In 1960 Lichtenstein was appointed Assistant Professor at Douglas College at the Rutgers University of New Jersey, which put him within striking distance of New York. He met and had long discussions with Allan Kaprow, and he also met Claes Oldenburg, Jim Dine, Lucas Samaras, and George Segal. He attended a number of early ‘Happenings’, but did not participate in them actively. These contacts revived his interest in Pop imagery, and a more immediate stimulus was provided by a challenge from one of his sons, who pointed to a Mickey Mouse comic book and said; ‘I bet you can’t paint as good as that.’ In 1961 Lichtenstein produced about six paintings showing characters from comic-strip frames, with only minor changes of color and form from the original source material. It was at this time that he first made use of devices that were to become signatures in his work – Ben-Day dots, lettering, and speech balloons.

Lichtenstein took in his comic-strip paintings unannounced to the new Leo Castelli Gallery and was almost immediately accepted for exhibition there, in preference to Andy Warhol, who had started doing similar work. His first one-man show with Castelli in 1962 launched him on a career that was thereafter uniformly successful. In 1963 he moved from New Jersey to New York, having taken leave of absence from his job at Rutgers; in 1964 he resigned from teaching altogether. In 1966 he showed at the Venice Biennale, and in 1969 he was given a retrospective at the Guggenheim Museum, which later toured America. He was elected to the American Academy of Arts and Sciences in 1970 and then moved to Southampton, Long Island, thus following a pattern set by many successful American artists.

Lichtenstein’s development as a mature painter was marked by his propensity for working in successive series or thematic groups. The later groups tended to be interpretations and to some extent parodies of earlier Modernist styles – Cubism, Futurism, and Surrealism.
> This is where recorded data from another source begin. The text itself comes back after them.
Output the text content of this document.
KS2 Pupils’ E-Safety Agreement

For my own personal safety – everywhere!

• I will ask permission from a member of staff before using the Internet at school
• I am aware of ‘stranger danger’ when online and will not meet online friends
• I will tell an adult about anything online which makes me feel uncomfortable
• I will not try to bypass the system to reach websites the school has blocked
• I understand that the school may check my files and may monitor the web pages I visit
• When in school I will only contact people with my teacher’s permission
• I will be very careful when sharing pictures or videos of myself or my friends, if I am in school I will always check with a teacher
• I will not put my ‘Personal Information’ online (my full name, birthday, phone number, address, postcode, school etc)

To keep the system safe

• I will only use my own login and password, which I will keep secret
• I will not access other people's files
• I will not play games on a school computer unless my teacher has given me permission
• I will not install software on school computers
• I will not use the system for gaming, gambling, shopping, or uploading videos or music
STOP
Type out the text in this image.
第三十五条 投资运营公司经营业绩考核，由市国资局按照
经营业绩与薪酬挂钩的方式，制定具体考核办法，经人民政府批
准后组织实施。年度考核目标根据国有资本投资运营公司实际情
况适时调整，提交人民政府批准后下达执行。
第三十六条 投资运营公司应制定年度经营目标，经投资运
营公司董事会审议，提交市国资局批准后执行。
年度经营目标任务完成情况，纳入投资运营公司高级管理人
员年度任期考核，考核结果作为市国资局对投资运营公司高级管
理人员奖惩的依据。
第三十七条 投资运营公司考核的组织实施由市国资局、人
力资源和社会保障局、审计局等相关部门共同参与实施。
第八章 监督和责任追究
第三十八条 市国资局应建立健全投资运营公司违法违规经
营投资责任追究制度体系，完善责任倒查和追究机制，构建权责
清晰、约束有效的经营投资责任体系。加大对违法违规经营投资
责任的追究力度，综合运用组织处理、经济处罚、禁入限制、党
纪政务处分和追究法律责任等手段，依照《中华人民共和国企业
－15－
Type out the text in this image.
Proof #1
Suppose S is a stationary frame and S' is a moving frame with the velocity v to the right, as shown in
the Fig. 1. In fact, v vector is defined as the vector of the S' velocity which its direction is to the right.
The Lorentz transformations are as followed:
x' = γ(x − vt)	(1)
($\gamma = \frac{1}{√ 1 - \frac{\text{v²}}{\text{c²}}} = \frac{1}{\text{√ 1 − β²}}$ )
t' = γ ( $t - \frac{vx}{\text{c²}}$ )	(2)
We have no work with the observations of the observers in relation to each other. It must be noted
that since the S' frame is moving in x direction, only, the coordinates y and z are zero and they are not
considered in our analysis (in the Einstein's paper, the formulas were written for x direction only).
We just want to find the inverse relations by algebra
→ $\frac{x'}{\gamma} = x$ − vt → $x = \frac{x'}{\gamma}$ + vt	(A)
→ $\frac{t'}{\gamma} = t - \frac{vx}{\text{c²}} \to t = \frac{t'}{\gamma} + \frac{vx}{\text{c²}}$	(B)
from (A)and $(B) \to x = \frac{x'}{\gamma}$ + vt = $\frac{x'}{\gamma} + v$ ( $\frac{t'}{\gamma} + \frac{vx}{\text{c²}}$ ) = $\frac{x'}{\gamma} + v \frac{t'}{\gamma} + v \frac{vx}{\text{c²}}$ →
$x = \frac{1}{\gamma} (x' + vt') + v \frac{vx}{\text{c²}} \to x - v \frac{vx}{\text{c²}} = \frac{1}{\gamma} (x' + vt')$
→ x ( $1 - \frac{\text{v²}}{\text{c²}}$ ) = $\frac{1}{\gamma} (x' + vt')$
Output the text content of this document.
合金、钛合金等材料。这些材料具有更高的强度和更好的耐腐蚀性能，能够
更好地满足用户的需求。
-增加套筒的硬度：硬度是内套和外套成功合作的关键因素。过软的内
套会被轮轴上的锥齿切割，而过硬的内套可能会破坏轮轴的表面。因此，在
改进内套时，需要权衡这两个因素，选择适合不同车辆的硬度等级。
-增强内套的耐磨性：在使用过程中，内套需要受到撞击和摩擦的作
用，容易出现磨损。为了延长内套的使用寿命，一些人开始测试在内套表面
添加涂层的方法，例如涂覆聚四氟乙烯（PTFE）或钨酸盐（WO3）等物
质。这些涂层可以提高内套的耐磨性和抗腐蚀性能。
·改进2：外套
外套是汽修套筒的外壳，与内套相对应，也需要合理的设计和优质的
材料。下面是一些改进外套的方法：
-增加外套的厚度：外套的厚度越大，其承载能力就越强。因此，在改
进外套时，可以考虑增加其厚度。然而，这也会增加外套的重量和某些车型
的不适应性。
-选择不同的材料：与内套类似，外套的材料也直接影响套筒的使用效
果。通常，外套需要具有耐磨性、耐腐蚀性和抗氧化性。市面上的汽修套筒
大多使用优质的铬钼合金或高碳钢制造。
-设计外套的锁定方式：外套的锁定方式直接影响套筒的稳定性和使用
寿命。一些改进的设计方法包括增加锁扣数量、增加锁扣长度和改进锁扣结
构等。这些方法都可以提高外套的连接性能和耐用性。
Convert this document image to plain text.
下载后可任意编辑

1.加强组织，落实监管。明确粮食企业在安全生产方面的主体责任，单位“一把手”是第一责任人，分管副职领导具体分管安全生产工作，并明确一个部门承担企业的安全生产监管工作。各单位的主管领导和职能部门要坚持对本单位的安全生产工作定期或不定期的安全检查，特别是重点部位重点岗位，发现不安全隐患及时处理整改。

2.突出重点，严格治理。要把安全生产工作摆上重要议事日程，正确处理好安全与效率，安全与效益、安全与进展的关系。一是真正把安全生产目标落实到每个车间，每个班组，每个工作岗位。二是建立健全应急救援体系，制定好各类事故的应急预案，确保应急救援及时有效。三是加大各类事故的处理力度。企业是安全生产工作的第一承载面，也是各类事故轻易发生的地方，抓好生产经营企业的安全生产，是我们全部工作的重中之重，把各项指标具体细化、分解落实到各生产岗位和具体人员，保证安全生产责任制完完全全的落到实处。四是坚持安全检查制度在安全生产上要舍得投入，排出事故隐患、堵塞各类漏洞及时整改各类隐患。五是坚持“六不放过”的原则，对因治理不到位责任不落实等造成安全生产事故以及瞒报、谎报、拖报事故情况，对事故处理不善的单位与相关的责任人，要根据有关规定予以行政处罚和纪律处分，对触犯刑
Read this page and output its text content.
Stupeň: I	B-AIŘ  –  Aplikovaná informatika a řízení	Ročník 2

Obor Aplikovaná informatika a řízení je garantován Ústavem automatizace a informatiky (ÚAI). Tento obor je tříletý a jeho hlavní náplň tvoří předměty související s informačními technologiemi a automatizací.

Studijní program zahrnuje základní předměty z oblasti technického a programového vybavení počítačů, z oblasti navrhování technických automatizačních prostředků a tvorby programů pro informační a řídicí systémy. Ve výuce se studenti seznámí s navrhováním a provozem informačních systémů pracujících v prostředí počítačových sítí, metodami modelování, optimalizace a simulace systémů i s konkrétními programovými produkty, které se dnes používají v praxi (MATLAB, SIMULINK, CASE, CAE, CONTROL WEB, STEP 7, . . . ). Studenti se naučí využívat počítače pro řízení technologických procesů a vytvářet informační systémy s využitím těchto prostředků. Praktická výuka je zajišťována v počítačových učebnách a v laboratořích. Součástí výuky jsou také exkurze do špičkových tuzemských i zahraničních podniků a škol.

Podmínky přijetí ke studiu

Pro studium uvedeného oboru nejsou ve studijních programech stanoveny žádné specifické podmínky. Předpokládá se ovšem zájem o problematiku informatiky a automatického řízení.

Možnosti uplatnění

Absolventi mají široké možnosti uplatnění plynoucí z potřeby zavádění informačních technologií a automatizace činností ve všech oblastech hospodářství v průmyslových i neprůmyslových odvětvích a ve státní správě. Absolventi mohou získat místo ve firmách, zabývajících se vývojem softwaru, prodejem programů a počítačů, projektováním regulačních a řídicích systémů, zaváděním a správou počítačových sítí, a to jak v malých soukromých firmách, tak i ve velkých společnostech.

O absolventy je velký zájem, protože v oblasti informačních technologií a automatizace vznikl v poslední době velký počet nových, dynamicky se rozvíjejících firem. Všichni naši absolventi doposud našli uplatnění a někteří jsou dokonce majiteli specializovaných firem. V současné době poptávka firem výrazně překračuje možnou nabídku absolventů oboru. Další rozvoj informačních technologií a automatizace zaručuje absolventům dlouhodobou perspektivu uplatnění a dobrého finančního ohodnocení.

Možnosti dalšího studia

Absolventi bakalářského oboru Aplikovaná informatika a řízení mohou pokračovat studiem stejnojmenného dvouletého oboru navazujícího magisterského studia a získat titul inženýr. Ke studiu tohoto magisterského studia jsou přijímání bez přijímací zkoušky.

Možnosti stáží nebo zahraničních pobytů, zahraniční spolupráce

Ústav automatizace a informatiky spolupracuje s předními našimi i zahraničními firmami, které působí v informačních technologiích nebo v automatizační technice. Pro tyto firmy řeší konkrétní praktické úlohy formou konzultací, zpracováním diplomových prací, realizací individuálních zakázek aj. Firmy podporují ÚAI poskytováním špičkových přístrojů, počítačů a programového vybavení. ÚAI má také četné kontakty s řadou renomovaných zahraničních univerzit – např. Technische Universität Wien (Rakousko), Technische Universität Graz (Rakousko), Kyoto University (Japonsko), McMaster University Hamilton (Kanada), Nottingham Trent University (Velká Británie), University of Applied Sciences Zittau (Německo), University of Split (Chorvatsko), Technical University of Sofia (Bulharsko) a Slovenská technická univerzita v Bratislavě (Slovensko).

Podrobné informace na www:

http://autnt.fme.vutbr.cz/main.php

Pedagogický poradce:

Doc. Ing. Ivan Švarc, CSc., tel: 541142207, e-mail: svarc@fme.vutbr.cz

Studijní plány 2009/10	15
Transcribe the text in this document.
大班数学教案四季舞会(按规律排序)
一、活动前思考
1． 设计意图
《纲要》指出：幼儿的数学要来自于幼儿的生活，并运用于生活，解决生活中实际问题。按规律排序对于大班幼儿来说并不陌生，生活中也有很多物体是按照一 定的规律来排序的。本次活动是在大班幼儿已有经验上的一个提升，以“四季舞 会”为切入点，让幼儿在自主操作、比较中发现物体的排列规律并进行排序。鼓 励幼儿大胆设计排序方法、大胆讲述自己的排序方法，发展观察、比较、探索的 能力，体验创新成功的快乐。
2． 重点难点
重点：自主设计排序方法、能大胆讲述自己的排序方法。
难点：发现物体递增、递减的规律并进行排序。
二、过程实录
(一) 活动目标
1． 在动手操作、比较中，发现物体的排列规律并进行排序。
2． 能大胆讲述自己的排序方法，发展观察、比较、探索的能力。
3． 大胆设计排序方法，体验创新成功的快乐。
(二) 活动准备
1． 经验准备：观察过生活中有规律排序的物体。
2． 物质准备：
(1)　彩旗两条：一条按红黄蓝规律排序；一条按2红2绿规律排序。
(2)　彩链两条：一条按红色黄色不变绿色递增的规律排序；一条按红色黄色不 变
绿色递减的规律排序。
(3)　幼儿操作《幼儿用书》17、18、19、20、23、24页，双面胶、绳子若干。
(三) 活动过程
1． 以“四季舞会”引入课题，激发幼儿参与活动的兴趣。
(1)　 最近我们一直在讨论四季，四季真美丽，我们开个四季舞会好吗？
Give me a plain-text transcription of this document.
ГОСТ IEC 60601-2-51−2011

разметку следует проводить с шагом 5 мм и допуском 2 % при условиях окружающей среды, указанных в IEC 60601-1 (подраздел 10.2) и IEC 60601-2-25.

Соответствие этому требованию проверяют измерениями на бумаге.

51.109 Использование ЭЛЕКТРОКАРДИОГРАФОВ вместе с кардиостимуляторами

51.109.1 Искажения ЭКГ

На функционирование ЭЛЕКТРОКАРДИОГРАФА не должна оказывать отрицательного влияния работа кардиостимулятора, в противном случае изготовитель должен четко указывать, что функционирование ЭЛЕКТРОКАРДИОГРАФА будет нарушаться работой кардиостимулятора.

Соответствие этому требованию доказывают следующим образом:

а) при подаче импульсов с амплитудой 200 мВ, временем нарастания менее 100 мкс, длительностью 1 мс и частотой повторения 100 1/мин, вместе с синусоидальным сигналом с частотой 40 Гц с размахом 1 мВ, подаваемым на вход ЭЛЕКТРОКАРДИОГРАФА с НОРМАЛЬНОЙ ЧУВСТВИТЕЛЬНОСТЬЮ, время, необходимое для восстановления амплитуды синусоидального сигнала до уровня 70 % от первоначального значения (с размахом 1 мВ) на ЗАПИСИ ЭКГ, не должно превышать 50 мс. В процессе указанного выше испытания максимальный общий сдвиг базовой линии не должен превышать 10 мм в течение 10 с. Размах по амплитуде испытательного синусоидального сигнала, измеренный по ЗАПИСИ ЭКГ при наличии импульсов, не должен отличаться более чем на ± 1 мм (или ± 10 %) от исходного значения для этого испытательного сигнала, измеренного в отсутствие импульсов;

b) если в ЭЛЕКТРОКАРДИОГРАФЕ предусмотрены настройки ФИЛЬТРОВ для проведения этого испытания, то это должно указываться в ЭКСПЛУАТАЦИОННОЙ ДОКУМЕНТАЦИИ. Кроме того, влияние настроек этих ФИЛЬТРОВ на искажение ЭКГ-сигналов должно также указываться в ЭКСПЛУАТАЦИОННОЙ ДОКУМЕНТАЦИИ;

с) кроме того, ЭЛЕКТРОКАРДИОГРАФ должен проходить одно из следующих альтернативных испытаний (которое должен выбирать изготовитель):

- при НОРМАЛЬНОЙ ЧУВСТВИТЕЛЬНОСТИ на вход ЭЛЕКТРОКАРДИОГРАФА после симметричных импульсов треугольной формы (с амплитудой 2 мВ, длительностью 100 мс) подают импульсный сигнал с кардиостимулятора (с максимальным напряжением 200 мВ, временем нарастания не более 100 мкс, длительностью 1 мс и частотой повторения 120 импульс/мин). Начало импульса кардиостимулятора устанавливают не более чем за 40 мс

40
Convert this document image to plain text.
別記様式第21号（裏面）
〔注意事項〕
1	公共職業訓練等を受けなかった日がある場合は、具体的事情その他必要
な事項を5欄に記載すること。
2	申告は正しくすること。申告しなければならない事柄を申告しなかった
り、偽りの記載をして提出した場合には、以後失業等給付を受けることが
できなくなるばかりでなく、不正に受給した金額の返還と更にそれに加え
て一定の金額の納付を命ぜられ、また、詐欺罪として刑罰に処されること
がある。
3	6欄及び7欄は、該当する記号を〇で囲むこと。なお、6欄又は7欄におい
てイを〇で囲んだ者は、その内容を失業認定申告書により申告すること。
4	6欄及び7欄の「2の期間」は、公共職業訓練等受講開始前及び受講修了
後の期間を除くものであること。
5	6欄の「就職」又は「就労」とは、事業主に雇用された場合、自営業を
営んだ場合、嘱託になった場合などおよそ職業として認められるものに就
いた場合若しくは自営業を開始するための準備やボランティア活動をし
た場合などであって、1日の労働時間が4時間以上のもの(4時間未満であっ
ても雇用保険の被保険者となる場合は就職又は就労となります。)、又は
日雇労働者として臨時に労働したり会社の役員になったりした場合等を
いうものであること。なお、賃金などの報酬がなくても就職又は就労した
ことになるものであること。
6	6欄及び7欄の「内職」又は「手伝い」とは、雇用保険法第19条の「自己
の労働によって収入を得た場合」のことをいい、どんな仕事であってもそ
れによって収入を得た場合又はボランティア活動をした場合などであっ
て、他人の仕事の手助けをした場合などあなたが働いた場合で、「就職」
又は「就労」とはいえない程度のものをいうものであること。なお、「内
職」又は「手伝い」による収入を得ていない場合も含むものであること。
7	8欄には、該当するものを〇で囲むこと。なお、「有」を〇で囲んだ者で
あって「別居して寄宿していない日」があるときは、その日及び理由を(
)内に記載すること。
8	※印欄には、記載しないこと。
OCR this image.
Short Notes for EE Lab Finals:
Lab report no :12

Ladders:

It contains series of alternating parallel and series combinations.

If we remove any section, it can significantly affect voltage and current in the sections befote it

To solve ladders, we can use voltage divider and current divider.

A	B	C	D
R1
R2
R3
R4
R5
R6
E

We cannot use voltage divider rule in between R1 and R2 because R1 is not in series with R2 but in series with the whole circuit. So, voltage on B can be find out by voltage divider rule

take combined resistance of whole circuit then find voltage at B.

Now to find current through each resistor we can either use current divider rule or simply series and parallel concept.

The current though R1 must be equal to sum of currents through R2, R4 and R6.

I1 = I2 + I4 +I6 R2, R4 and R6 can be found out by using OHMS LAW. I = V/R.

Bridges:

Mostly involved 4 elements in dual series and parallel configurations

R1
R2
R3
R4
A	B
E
In the early 1980s, Lichtenstein created sculptural maquettes constructed from flat shapes as three-dimensional graphic imitations of German Expressionist woodcuts. These, like his series of painted or sculpted brushstrokes of the 1980s, painstakingly created an ironic suggestion of spontaneity. In the late 1980s and early 1990s, he returned to the use of Ben-Day dots in a new and refined application of his earlier style. Roy Lichtenstein died in September 1997.